Now, yes folks, of course it’s just a penis. Your regular run-of-the-mill penis, just a tad bit smaller than a newborn’s arm, just a wee bit bigger than a fresh tamarind fruit. It’s color is flesh-colored, like somewhere in the range of human. Just a penis. Just an appendage that has no purpose but to inseminate and piss and occasionally cause some discomfort in tight yoga poses like Eagle.
But when you’re in LOVE with the person it’s attached to, well, now it’s become the penis of Michaelangelo, Shakespeare, Genghis Khan, Obama, and John the Apostle all rolled into one… all I want to do is MAKE IT HAPPY!
And there I am, staring at that one-eyed Jack. It’s early morning and I don’t want to say anything to the person attached to it because he’s sleeping. I want to wake up my lover by arousing him awake, but the penis is acting like a grouchy landlord awakened to fix a leak at 3am.
“So Penis…. how’s it hanging?” I try to start off nonchalantly.
Silence.
“So.. do you like a wet mouth or a really good hand massage?”
Silence.
I mean, it’s not like it’s the greatest communicator.

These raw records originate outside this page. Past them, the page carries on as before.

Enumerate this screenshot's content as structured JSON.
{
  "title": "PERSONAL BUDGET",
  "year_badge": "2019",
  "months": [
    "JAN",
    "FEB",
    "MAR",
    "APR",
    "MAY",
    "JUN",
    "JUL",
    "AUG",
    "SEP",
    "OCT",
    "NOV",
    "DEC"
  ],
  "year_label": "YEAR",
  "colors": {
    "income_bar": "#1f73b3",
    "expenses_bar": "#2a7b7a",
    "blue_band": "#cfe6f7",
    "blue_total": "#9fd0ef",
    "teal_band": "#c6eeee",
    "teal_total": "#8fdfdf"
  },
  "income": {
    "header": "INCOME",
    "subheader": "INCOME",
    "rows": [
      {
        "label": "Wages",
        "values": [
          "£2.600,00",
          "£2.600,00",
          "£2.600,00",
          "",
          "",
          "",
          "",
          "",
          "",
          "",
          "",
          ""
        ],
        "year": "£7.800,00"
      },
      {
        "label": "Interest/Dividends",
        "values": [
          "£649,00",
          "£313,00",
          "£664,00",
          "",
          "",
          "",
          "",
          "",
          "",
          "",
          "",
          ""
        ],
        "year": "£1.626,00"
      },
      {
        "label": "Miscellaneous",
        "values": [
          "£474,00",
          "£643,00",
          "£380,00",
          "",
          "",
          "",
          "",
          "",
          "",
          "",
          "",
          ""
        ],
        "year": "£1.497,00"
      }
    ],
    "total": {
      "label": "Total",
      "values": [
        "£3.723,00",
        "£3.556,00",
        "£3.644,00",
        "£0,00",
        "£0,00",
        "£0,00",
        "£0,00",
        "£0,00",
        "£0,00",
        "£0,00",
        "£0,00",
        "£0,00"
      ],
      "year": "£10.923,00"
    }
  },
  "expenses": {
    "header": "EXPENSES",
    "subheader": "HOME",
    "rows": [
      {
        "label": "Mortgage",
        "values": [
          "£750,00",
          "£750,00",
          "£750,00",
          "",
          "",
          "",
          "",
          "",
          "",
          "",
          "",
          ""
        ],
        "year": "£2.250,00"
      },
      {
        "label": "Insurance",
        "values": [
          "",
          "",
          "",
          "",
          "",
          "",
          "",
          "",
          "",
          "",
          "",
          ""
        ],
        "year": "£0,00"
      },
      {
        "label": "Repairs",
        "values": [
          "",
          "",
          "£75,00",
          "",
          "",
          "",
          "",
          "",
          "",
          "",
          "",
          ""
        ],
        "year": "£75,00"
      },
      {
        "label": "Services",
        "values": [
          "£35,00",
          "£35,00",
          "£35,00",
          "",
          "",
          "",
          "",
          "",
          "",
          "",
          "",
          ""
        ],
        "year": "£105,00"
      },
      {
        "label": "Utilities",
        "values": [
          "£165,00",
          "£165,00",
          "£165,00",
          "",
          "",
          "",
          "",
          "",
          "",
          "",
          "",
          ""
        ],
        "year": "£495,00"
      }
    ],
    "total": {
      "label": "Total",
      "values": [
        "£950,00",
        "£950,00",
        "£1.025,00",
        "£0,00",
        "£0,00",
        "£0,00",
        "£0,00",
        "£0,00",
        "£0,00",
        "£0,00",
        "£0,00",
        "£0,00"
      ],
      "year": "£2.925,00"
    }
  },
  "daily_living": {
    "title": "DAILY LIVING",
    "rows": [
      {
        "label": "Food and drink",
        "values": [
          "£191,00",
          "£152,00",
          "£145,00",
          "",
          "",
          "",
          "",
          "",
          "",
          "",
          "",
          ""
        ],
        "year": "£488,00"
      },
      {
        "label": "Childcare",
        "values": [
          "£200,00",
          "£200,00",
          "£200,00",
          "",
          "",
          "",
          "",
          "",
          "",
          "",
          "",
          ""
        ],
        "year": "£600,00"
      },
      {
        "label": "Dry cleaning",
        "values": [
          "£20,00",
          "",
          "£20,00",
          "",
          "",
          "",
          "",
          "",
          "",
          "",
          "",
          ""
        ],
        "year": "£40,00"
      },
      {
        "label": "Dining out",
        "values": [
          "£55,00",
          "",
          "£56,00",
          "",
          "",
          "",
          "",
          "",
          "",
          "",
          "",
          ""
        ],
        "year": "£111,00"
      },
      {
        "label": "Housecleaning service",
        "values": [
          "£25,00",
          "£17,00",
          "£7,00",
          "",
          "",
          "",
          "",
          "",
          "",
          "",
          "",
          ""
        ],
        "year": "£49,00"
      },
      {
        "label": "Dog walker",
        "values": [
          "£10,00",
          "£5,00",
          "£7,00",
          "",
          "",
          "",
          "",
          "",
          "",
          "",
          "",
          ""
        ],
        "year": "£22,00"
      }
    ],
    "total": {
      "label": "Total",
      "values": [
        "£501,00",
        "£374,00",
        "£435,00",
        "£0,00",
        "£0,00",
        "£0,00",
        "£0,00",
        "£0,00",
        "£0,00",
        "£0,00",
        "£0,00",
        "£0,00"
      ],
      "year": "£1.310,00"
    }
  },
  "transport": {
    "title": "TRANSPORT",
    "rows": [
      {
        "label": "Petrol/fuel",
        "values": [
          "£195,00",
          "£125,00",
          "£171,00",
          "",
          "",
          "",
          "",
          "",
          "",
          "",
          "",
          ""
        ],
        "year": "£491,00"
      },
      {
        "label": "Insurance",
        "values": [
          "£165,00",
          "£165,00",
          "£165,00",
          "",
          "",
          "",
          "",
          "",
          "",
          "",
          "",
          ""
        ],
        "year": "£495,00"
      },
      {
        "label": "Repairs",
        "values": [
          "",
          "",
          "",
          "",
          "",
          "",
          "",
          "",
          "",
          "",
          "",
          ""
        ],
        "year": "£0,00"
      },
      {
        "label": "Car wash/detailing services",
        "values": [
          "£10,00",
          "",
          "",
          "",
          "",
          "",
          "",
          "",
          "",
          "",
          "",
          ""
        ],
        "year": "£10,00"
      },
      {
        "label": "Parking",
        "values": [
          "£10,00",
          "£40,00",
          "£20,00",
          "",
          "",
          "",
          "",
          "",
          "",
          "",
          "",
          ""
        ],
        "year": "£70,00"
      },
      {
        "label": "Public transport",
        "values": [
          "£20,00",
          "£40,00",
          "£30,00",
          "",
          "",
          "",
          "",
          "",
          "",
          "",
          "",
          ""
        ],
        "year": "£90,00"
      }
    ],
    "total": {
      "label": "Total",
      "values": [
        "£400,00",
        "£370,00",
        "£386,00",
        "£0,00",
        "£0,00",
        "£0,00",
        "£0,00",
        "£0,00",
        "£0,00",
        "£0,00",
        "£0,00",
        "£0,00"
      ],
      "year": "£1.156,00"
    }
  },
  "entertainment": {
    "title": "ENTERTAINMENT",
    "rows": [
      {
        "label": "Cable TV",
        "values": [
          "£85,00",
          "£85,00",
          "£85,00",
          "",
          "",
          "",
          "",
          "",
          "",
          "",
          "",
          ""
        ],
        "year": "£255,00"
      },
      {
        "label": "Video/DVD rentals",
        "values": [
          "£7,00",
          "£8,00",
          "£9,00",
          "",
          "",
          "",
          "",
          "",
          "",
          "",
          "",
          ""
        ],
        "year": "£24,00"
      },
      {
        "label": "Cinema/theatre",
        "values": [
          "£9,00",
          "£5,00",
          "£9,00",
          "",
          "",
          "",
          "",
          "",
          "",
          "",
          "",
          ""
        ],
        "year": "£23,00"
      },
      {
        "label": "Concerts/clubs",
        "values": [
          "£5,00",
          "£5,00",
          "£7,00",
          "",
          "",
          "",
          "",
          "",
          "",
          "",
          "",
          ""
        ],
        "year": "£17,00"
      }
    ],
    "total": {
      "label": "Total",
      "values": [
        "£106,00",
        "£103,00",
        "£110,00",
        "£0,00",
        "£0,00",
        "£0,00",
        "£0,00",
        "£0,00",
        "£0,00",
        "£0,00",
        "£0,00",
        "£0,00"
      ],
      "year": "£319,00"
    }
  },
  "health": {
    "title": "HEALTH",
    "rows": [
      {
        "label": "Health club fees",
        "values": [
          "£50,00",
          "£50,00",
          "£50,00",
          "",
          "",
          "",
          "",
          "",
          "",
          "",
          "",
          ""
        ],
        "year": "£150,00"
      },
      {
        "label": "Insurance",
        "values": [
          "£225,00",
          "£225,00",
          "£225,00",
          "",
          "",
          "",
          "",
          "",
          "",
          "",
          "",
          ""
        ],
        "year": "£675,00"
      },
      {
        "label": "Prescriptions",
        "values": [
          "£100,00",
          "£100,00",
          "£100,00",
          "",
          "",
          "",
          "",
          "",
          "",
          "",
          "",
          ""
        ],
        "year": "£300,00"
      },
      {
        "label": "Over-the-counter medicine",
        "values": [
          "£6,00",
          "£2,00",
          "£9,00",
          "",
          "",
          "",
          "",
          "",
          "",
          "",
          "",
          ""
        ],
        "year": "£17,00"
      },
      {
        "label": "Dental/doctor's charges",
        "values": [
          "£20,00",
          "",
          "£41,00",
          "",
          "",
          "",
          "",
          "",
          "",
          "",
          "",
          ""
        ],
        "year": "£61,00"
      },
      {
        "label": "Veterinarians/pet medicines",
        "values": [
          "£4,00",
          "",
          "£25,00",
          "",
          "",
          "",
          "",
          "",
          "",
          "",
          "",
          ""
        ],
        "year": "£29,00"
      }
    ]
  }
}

Some penises -really- if you sneeze in their general direction, they stand in instant erection, ready to do whatever bidding the kitty palace has on its agenda.
But not this penis. It stares back at me and defiantly finally says, “So, whatcha gonna do?”
It’s wrapped in its blanket of foreskin, sleepily looking out and yawns. “Well?”
I panic. Okay, the normal mouth to penile head trick isn’t working, it’s just kinda, “Eh, not as good as the last girl’s.” When I try to massage it to glory, it gets cranky and snaps, “What are you doing? Checking for tenderness?” I try to pull it. “OW! Now that’s too hard! What’re you trying to do? Yank me off?! How old are you? Don’t you have any experience in this?!”
I am defeated. The penis throws its foreskin over its head angrily. Sleep, it wants.
I emerge from under the blankets, a frown on my face. I should’ve listened more to the school slut in high school. I should’ve slept with more people and perfected my technique before this guy! I should’ve just been more attentive to Youporn porn.
My lover stirs. He opens his eyes slowly. “Good morning sweetie,” he murmurs and against my leg, I feel Mr. Penis awaken and grow hard against my thigh. “Whatever is your command!” it cries.
Well, at least it listens to someone.